While the main threat for severe storms is mainly during the afternoon and early evening, there is enough energy and instability for a spotty shower or thunderstorm during the morning. Any storms that happen to develop and move through the Valley this morning should remain non-severe.
The National Weather Service Storm Prediction Center (SPC) has all of eastern Ohio highlighted for the standard Slight Risk category (level 1 on a scale of 1 to 5).
I think we will see intervals of sunshine today. It will be warm and there will be plenty of moisture in the atmosphere. The trigger will be our cold front. Thunderstorms will almost certainly develop. It’s just a question of how strong they can become.
One of the primary factors that will have an impact on this afternoon’s storms will be the amount of clearing we will see ahead of the front. The more sunshine we manage to see this morning and early this afternoon, the more unstable the atmosphere will become. Today, sunshine will NOT be our friend.

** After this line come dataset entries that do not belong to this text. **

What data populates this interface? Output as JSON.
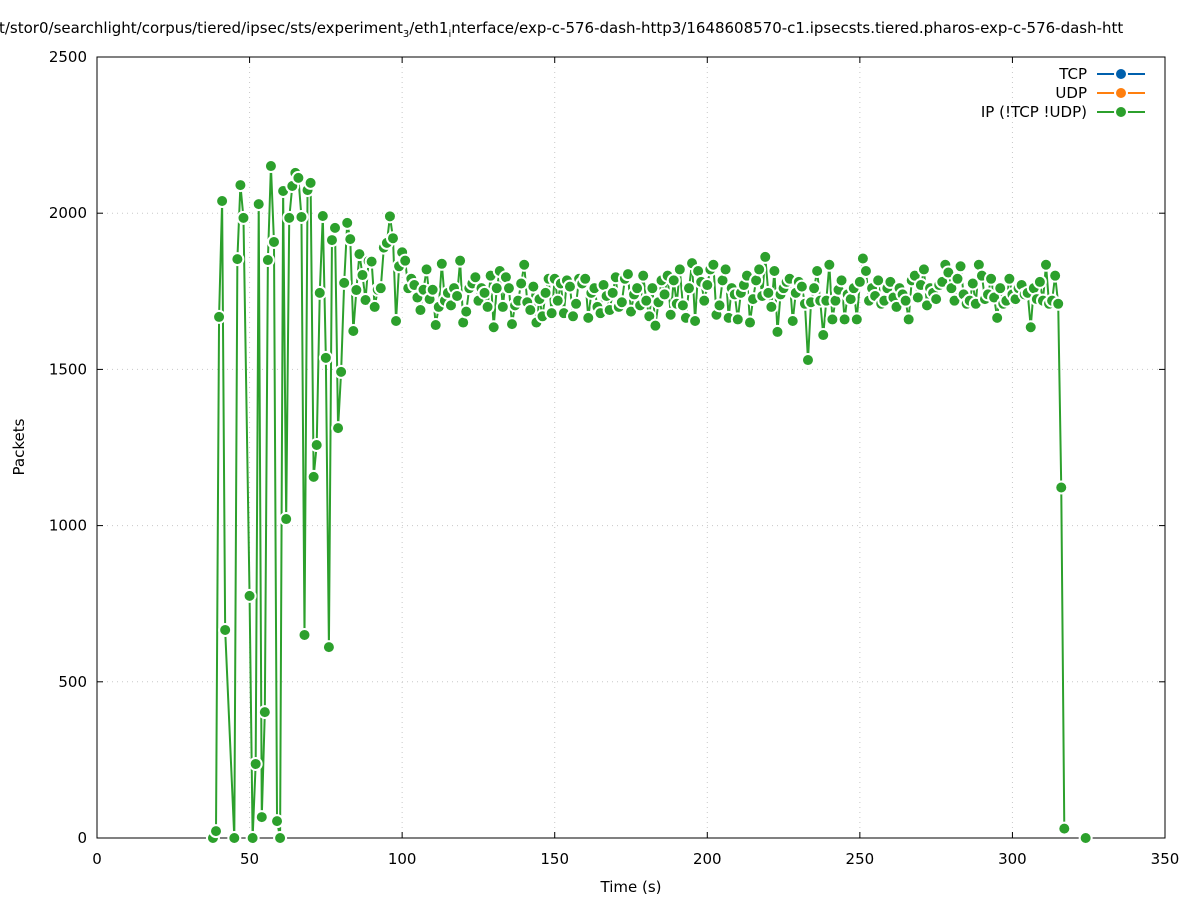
{
  "title": {
    "part1": "t/stor0/searchlight/corpus/tiered/ipsec/sts/experiment",
    "sub1": "3",
    "part2": "/eth1",
    "sub2": "i",
    "part3": "nterface/exp-c-576-dash-http3/1648608570-c1.ipsecsts.tiered.pharos-exp-c-576-dash-htt"
  },
  "chart_data": {
    "type": "line",
    "xlabel": "Time (s)",
    "ylabel": "Packets",
    "xlim": [
      0,
      350
    ],
    "ylim": [
      0,
      2500
    ],
    "xticks": [
      0,
      50,
      100,
      150,
      200,
      250,
      300,
      350
    ],
    "yticks": [
      0,
      500,
      1000,
      1500,
      2000,
      2500
    ],
    "grid": true,
    "legend_position": "top-right",
    "series": [
      {
        "name": "TCP",
        "color": "#0060ad",
        "points": []
      },
      {
        "name": "UDP",
        "color": "#ff7f0e",
        "points": []
      },
      {
        "name": "IP (!TCP  !UDP)",
        "color": "#2ca02c",
        "segments": [
          {
            "points": [
              [
                38,
                0
              ],
              [
                39,
                22
              ],
              [
                40,
                1668
              ],
              [
                41,
                2039
              ],
              [
                42,
                666
              ],
              [
                45,
                0
              ],
              [
                46,
                1853
              ],
              [
                47,
                2090
              ],
              [
                48,
                1985
              ],
              [
                50,
                775
              ],
              [
                51,
                0
              ],
              [
                52,
                237
              ],
              [
                53,
                2029
              ],
              [
                54,
                67
              ],
              [
                55,
                403
              ],
              [
                56,
                1850
              ],
              [
                57,
                2151
              ],
              [
                58,
                1908
              ],
              [
                59,
                54
              ],
              [
                60,
                0
              ],
              [
                61,
                2071
              ],
              [
                62,
                1021
              ],
              [
                63,
                1985
              ],
              [
                64,
                2087
              ],
              [
                65,
                2129
              ],
              [
                66,
                2113
              ],
              [
                67,
                1988
              ],
              [
                68,
                650
              ],
              [
                69,
                2074
              ],
              [
                70,
                2097
              ],
              [
                71,
                1156
              ],
              [
                72,
                1258
              ],
              [
                73,
                1745
              ],
              [
                74,
                1991
              ],
              [
                75,
                1537
              ],
              [
                76,
                611
              ],
              [
                77,
                1914
              ],
              [
                78,
                1953
              ],
              [
                79,
                1312
              ],
              [
                80,
                1492
              ],
              [
                81,
                1777
              ],
              [
                82,
                1969
              ],
              [
                83,
                1917
              ],
              [
                84,
                1623
              ],
              [
                85,
                1754
              ],
              [
                86,
                1869
              ],
              [
                87,
                1802
              ],
              [
                88,
                1722
              ],
              [
                89,
                1847
              ]
            ],
            "x0": 90,
            "step": 1,
            "y": [
              1845,
              1700,
              1755,
              1760,
              1890,
              1905,
              1990,
              1920,
              1655,
              1830,
              1875,
              1848,
              1760,
              1790,
              1770,
              1730,
              1690,
              1755,
              1820,
              1725,
              1755,
              1642,
              1700,
              1838,
              1720,
              1745,
              1705,
              1760,
              1735,
              1848,
              1650,
              1685,
              1760,
              1775,
              1795,
              1720,
              1760,
              1745,
              1700,
              1800,
              1635,
              1760,
              1815,
              1700,
              1795,
              1760,
              1645,
              1705,
              1720,
              1775,
              1835,
              1715,
              1690,
              1765,
              1650,
              1725,
              1670,
              1745,
              1790,
              1680,
              1790,
              1720,
              1775,
              1680,
              1785,
              1765,
              1670,
              1710,
              1790,
              1775,
              1790,
              1665,
              1745,
              1760,
              1700,
              1680,
              1770,
              1735,
              1690,
              1745,
              1795,
              1700,
              1715,
              1790,
              1805,
              1685,
              1740,
              1760,
              1705,
              1800,
              1720,
              1670,
              1760,
              1640,
              1715,
              1785,
              1740,
              1800,
              1675,
              1785,
              1710,
              1820,
              1705,
              1665,
              1760,
              1840,
              1655,
              1815,
              1780,
              1720,
              1770,
              1820,
              1835,
              1675,
              1705,
              1785,
              1820,
              1665,
              1760,
              1740,
              1660,
              1745,
              1770,
              1800,
              1650,
              1725,
              1785,
              1820,
              1735,
              1860,
              1745,
              1700,
              1815,
              1620,
              1740,
              1760,
              1780,
              1790,
              1655,
              1745,
              1780,
              1765,
              1710,
              1530,
              1715,
              1760,
              1815,
              1720,
              1610,
              1720,
              1835,
              1660,
              1720,
              1755,
              1785,
              1660,
              1740,
              1725,
              1760,
              1660,
              1780,
              1855,
              1815,
              1720,
              1760,
              1735,
              1785,
              1710,
              1720,
              1760,
              1780,
              1730,
              1700,
              1760,
              1740,
              1720,
              1660,
              1785,
              1800,
              1730,
              1770,
              1820,
              1705,
              1760,
              1745,
              1725,
              1770,
              1780,
              1835,
              1810,
              1760,
              1720,
              1790,
              1830,
              1740,
              1710,
              1720,
              1775,
              1710,
              1835,
              1800,
              1725,
              1740,
              1790,
              1730,
              1665,
              1760,
              1710,
              1720,
              1790,
              1740,
              1725,
              1760,
              1770,
              1740,
              1745,
              1635,
              1760,
              1725,
              1780,
              1720,
              1835,
              1710,
              1720,
              1800,
              1710,
              1122,
              30
            ]
          },
          {
            "points": [
              [
                324,
                0
              ]
            ]
          }
        ]
      }
    ]
  }
}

While we can expect isolated thunderstorms early in the day, the main threat for severe thunderstorms will arrive in the late afternoon through early evening hours – between 4PM and 8PM.
- Damaging wind gusts
- Flash Flooding due to heavy rainfall
Tornadoes will not be a threat in eastern Ohio today. Remember, though, wind is wind. It doesn’t much matter to trees, power lines, roofs, or buildings if the wind is from a weak tornado or straight-line wind. The damage from straight-line wind can be just as bad as a weak tornado (EF0 or EF1).
AFTER THE STORMS
We’ll see quite the air mass change behind our cold front. Dew points today in the low to mid-60s will drop to the mid to upper-40s for Saturday as much drier air arrives. Temperatures locally will also be cooler – not cold, but it will be pleasantly cool and dry over the weekend.
A NOTE ABOUT WEATHER ALERTS
I do not send weather alerts. I do recommend an NOAA Weather Radio for home and work for weather alerts directly from the source – the National Weather Service. I also highly recommend the FEMA App for your phone and mobile device. Search ‘FEMA App’ on your device’s app store to download and install the app. The FEMA app is a non-commercial app and is programmable for weather alerts specific to your location and up to 4 additional locations. I’ve been using it for 5 years and it has never failed to alert during severe weather.